Так отчего же все эти дни, после хамского, вызывающего его поведения в кафе, неотступно думала о нем, и все примеривалась ко всему, что делала, что видела? Примеривалась, как будто он находился рядом. Отчего еще скучнее стало с Сергеем и пижонский заграничный фильм с банальным любовным сюжетом показался полным смысла, печали и тоски о несбыточном?
Она всю жизнь оберегала себя от сердечных страданий, боялась их, считала болезнью, инфекцией, которой надо остерегаться и от которой есть профилактика. Когда подруги пускались в подробные повествования, где каждая фраза начиналась «а он, а я», делала непроницаемое лицо, показывая, как скучно и неинтересно это все ей. Холодно и замкнуто держалась с мужчинами, которые, знала, могли бы, только поддайся, превратить спокойную размеренную жизнь, полную радости обыденных дел, в ад ожидания телефонного звонка, ревности к незнакомой, ни в чем не виноватой женщине, ненавидимой исступленно, до самых страшных мыслей. Она узнала этот ад, и воспоминания о нем остались навсегда. Навсегда запомнила и ненависть свою, «коросту души», как определила сама. Запомнила и поняла, что, если есть гигиена тела, есть и гигиена души, ее надо оберегать от дурного, нечистого, а ненависть и есть самое дурное и нечистое.

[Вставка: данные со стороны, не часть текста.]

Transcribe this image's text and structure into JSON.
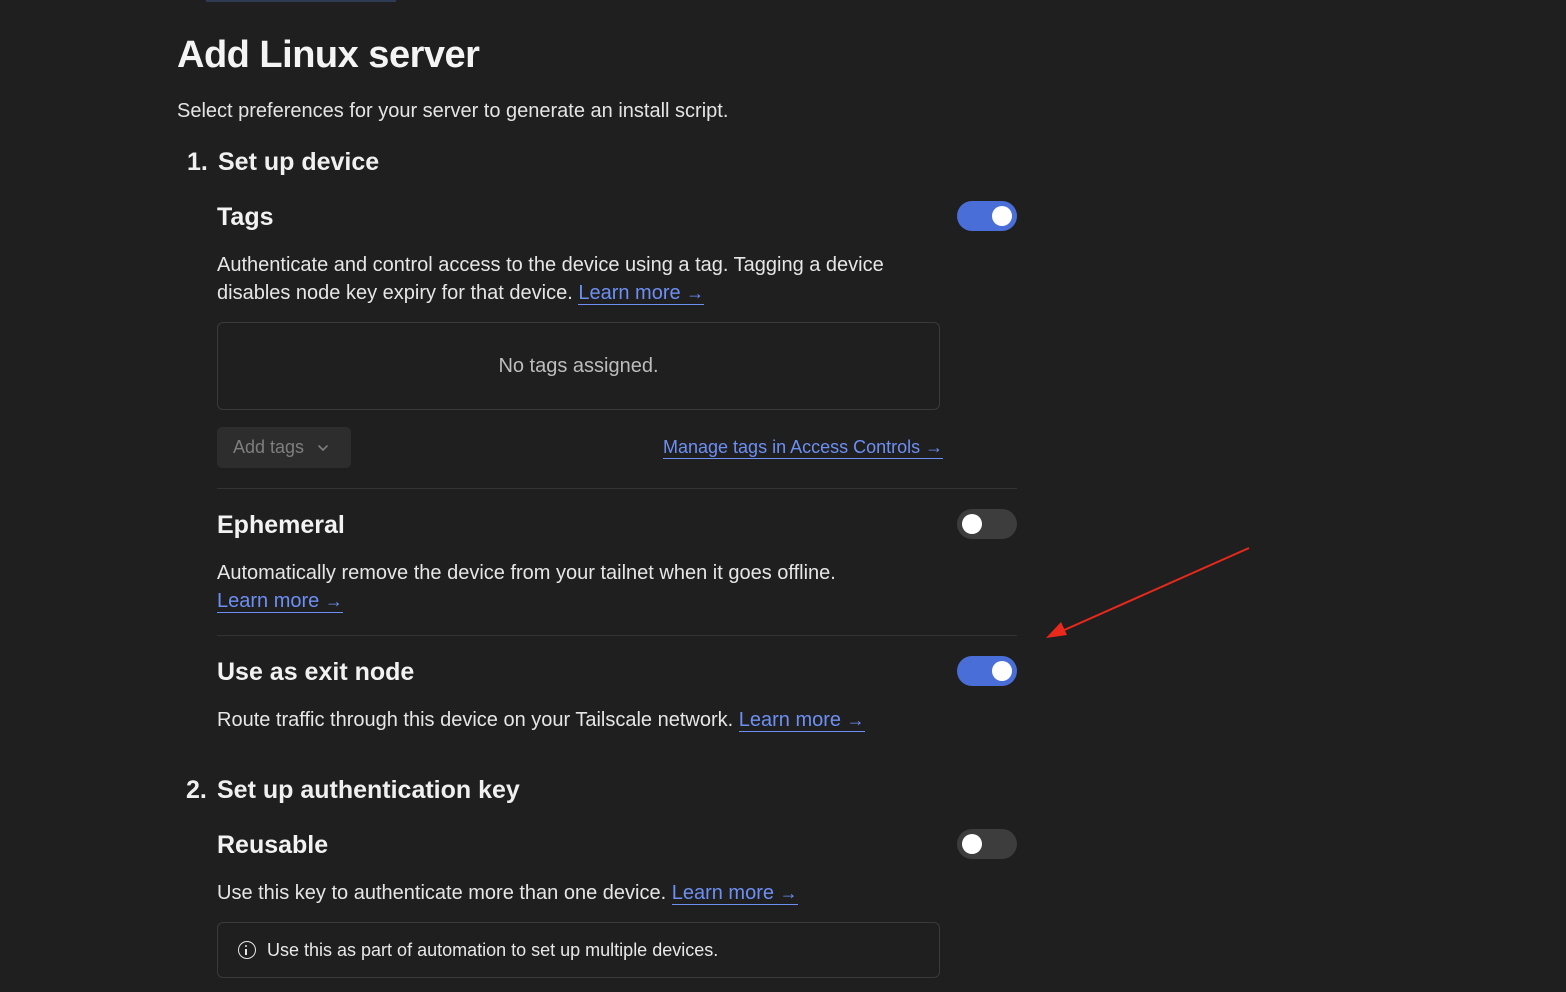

Она любила Беато Анжелико и Карпаччо, пейзажи и натюрморты голландцев за ту гармонию и согласие во всем сущем на земле, что жили на их полотнах, а значит, и в их душах. Когда в музее, в кружке юных искусствоведов, приходил черед лекции о ее любимцах, как радостно и легко бывало ей. Заученные слова звучали пылким объяснением в любви. Ребята это чувствовали и часами вместе с ней разглядывали картину Карпаччо, любуясь детским лицом рыцаря в блестящих латах, отыскивая все новых птиц, зверушек, удивительные цветы и растения.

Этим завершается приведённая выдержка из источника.